Kata orang yang namanya sahabat/teman..kan slalu bersama dalam suka dan duka, ada pula yang mengatakan miliku-milikmu, milikmu milikku juga, dan sebagainya. boleh-boleh saja orang mengartikan lain makna teman/sahabat..yang jelas apapun itu (bukan teh botol sosro) mereka adalah orang yang ada disekitar kita, bahkan setiap hari selalu ada dengan kita.
Kebersamaan, tdk harus dimaknai dengan seragam, dan selalu bersama dalam waktu ruang yang sama pula, tapi kebersamaan lebih kepada terjadi sinergi antara dua atau lebih individu atau kelompok.Misalnya; di lingkungan kita ini terdapat individu dari suku bangsa dan agama yang berbeda.
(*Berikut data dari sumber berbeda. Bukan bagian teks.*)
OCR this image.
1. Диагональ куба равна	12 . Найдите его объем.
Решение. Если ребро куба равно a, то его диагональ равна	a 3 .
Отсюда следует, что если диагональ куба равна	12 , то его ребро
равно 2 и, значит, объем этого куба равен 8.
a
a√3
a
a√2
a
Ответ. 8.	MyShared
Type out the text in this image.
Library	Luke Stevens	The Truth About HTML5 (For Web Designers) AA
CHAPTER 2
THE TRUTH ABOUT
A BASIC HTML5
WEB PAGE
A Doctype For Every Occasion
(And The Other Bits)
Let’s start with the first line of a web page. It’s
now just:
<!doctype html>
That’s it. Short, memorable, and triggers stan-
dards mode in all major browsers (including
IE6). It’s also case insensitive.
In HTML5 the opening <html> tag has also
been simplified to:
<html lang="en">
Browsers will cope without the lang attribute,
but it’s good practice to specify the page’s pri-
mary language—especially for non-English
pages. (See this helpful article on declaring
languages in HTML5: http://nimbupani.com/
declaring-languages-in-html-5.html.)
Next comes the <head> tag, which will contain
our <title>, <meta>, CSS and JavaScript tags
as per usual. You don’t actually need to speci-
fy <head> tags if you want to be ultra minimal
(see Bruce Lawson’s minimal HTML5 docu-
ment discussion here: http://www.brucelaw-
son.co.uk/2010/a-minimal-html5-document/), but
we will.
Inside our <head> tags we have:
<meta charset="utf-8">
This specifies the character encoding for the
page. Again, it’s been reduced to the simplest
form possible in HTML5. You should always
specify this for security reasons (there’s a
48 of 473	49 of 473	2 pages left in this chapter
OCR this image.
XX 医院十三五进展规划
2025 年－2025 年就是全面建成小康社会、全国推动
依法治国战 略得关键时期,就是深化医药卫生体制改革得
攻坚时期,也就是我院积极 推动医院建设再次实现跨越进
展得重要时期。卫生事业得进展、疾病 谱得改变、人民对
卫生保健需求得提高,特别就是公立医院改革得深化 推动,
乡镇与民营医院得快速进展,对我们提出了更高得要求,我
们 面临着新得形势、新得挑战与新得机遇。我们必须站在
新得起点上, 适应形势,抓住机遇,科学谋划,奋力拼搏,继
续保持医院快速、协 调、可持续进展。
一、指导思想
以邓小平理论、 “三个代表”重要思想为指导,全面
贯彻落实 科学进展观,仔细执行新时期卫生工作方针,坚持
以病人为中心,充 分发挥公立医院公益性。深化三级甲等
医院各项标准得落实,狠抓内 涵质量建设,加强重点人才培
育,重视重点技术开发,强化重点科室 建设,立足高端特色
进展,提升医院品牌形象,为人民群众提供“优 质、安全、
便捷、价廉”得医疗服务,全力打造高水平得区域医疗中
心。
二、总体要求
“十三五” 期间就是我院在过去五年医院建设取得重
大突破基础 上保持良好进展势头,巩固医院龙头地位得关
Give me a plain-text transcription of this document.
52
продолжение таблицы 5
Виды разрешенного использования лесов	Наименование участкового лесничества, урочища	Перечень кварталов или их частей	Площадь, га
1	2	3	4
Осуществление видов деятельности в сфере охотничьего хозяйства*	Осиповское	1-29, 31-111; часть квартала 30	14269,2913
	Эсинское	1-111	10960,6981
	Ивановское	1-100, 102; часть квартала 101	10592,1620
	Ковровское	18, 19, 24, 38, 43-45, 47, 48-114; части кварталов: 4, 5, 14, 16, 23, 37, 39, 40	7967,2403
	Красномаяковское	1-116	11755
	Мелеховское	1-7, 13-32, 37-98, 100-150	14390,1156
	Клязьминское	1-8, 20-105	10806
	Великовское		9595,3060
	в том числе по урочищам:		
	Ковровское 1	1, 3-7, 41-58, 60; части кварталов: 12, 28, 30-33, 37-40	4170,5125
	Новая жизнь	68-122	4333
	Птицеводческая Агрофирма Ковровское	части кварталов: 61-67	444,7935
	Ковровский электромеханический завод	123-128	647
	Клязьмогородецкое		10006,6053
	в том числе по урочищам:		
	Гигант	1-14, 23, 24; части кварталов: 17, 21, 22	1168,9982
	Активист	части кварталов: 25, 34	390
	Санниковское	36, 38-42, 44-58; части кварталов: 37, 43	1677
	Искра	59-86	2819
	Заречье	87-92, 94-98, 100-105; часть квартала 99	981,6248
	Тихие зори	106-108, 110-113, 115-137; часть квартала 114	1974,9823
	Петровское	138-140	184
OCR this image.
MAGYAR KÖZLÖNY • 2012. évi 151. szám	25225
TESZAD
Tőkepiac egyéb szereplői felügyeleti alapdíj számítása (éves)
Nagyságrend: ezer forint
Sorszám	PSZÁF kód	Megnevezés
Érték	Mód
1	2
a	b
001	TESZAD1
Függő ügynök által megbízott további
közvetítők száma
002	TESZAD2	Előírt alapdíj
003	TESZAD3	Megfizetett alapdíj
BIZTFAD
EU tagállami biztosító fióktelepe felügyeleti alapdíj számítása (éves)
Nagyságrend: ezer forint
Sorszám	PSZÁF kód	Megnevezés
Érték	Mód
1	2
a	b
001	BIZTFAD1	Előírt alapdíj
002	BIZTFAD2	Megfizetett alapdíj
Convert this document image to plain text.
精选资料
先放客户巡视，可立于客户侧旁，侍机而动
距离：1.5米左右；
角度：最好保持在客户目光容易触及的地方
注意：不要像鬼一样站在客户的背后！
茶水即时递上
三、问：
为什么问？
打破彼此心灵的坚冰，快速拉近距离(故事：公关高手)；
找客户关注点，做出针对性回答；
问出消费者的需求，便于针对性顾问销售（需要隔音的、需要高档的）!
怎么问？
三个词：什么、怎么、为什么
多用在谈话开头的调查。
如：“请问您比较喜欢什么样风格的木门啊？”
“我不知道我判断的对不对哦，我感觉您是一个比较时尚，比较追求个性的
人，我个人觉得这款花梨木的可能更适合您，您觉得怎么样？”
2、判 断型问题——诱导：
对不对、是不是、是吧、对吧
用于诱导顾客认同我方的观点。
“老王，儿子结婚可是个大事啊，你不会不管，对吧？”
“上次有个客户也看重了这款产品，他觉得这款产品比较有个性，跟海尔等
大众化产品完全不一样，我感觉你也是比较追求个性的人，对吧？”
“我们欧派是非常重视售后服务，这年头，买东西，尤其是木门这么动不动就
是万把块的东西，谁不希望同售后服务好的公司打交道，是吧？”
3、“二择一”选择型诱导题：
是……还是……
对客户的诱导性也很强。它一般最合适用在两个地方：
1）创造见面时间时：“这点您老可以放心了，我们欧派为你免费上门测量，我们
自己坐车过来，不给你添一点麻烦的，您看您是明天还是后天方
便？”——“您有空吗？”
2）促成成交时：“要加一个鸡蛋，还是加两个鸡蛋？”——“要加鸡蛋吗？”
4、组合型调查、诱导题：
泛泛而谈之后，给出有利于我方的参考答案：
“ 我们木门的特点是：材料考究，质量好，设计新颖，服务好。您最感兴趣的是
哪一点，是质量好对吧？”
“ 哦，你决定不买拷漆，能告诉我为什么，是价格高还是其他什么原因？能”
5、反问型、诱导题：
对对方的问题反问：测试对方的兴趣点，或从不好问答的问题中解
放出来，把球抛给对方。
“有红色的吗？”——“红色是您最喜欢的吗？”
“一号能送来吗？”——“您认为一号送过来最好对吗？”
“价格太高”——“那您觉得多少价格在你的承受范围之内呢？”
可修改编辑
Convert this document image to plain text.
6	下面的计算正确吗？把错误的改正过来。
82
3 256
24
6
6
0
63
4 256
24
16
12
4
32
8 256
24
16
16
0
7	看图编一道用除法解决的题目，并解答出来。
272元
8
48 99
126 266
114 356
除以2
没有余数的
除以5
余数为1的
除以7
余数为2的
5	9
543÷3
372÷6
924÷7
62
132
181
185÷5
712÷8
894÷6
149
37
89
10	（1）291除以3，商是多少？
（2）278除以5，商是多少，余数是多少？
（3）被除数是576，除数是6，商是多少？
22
Alangkah indahnya bila terwujud kebersamaan walau pun dari latar belakang yang berbeda. Ini yang sulit, kita terkadang terdorong rasa ego-sentris dan sentris-sentris yang lainnya. Merasa paling benar..paling..paling..dan se-paling-palingnya. Itulah biangnya perpecahan, seperti potret negeri sekarang2 ini. banyak sekali kasus kerusuhan akibat dari perbedaan tadi... Mereka hanya bisa toleransi dengan yang sama, tapi dengan yang sedikit beda atau jauh berbeda mereka hanya memandang sebelah mata (cenderung memusuhi). Memang sulit menciptakan kebersamaan dari berbagai perbedaan. Tapi jika kita memandang cakrawala yang lebih luas..mungkin bisa sama-sama kita telaah makna kebersamaan dari berbagai perbedaan. Mungkinkah...Kita kan selalu bersama...(penggalan dari mas Andre) jawabnya..mungkin saja hehehe...
Salam...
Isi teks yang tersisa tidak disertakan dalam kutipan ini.